I've been trying to remember the scholar, and I believe it is Ellen Davis who wrote about the virtuous reader. If not, I'll correct this later. She wrote that the way we approach these texts makes all the difference. If we come with humility, with charity, with patience (other virtues as well), then we come prepared to struggle with our Scirpture. And we SHOULD struggle with all of the scriptures. All of them. We should never simply accept them at face value. First of all, we can't. We're incapable of unbiased readings. Secondly, it's not just the words that reveal God to us. It's the struggle as well, if not more -- the struggle breaks our hips and renames us. I'm not sure I know who to explain this any better, but I would recommend trying it. Find a scripture that you really love or that you really hate and read it. Read it again and again. Then read about it. Pray over it. Pray about it. Read commentary. Invite the Holy Spirit into the struggle, and see if your understanding of God is not broadened, and see if you're not changed in the process.
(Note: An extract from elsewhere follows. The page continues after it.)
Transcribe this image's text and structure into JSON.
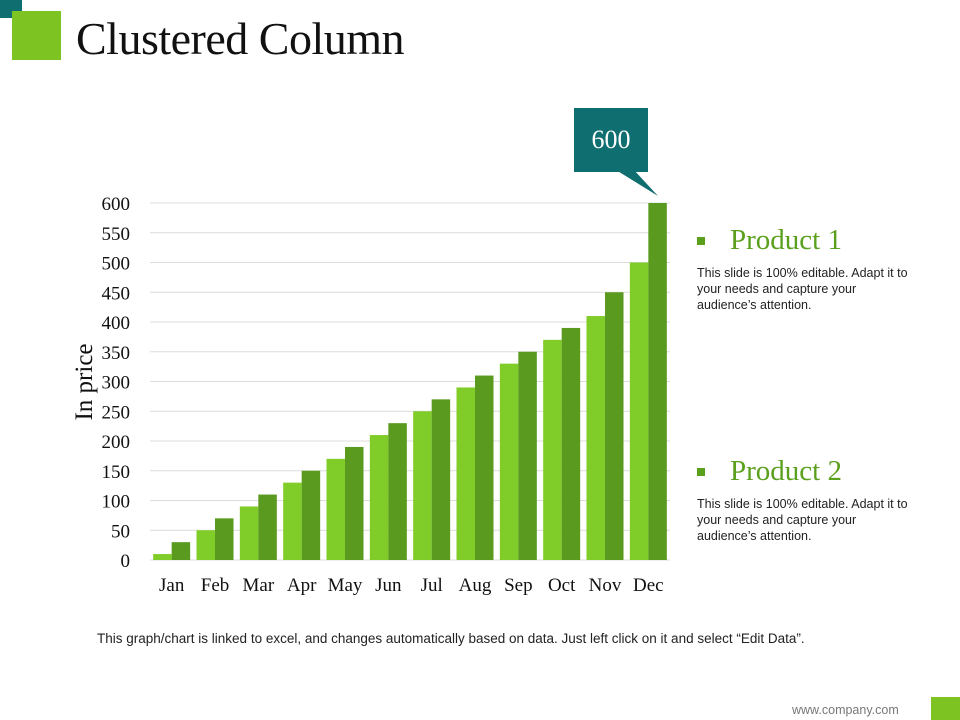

I'll tell you, the other day, in our Bend Bible study on the gospel of John, I read something I had never read before in the account of Jesus' arrest. When the guards first come to arrest him, they ask for him, and responds I am. They all fall down. I'm turning this over and over in my head. Jesus spoke the Divine Name, and they fell to their knees. I'm struggling with this old and new part of the story I thought I knew. The more I pray, the more I read, the  more I think about it, my understanding of the power of God is in motion.

So what does all this mean about the authority of the Bible? In Ellen Davis's explanation of the virtuous reader, the Bible has defacto authority -- its all in the way I approach it. While there is something to this, it's not fully adequate. It's not just the way I or we approach the text, but also it's testimony. Generations of church mothers and fathers, of scholars and pastors, and friends whom I trust have testified to its dejure authority. Morever, the revelation of God testifies to the Bible. I experience God when I come to the Bible. We might even say, though I am not at all comfortable with this language, that the Bible testifies to itself. Let me put it in United Methodist terms.
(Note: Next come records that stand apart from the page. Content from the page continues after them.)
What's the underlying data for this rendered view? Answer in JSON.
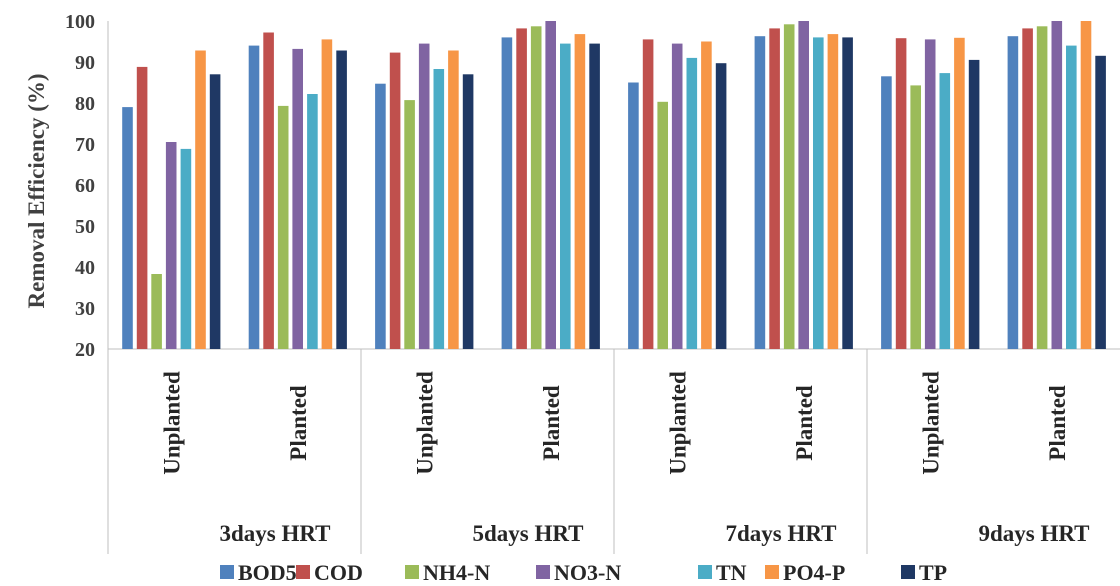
{
  "chart_data": {
    "type": "bar",
    "ylabel": "Removal Efficiency (%)",
    "ylim": [
      20,
      100
    ],
    "yticks": [
      20,
      30,
      40,
      50,
      60,
      70,
      80,
      90,
      100
    ],
    "grid": false,
    "legend_position": "bottom",
    "groups": [
      "3days HRT",
      "5days HRT",
      "7days HRT",
      "9days HRT"
    ],
    "categories": [
      "Unplanted",
      "Planted",
      "Unplanted",
      "Planted",
      "Unplanted",
      "Planted",
      "Unplanted",
      "Planted"
    ],
    "series": [
      {
        "name": "BOD5",
        "color": "#4f81bd",
        "values": [
          79,
          94,
          84.7,
          96,
          85,
          96.3,
          86.5,
          96.3
        ]
      },
      {
        "name": "COD",
        "color": "#c0504d",
        "values": [
          88.8,
          97.2,
          92.3,
          98.2,
          95.5,
          98.2,
          95.8,
          98.2
        ]
      },
      {
        "name": "NH4-N",
        "color": "#9bbb59",
        "values": [
          38.3,
          79.3,
          80.7,
          98.7,
          80.3,
          99.2,
          84.3,
          98.7
        ]
      },
      {
        "name": "NO3-N",
        "color": "#8064a2",
        "values": [
          70.5,
          93.2,
          94.5,
          100,
          94.5,
          100,
          95.5,
          100
        ]
      },
      {
        "name": "TN",
        "color": "#4bacc6",
        "values": [
          68.8,
          82.2,
          88.3,
          94.5,
          91,
          96,
          87.3,
          94
        ]
      },
      {
        "name": "PO4-P",
        "color": "#f79646",
        "values": [
          92.8,
          95.5,
          92.8,
          96.8,
          95,
          96.8,
          95.9,
          100
        ]
      },
      {
        "name": "TP",
        "color": "#1f3864",
        "values": [
          87,
          92.8,
          87,
          94.5,
          89.7,
          96,
          90.5,
          91.5
        ]
      }
    ]
  }
}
If we hold the Outler quadralateral of scripture,tradition, reason and experience as a basic epistemic frame (Br Scot will be all over this -- I can feel his argument already), then what we read in scripture should testify to our tradition. It should be consistent and even expand our reason. It should be consistent with our experience and expand it. Our reason should testify to it, and so on and so forth. And the Great Cloud of Witnesses (saints militant and triumphant) stands with us as we approach the text. And in all, God is revealing God's self to us -- which really is the whole point. Our whole purpose in study is to learn more about God, to learn more about ourselves, and to learn who we are as children of God. I should say, not just learn in a gathering-knowledge way, but learning in a way that fosters growth.

I welcome your questions. I know there are holes all over this, so please bring it.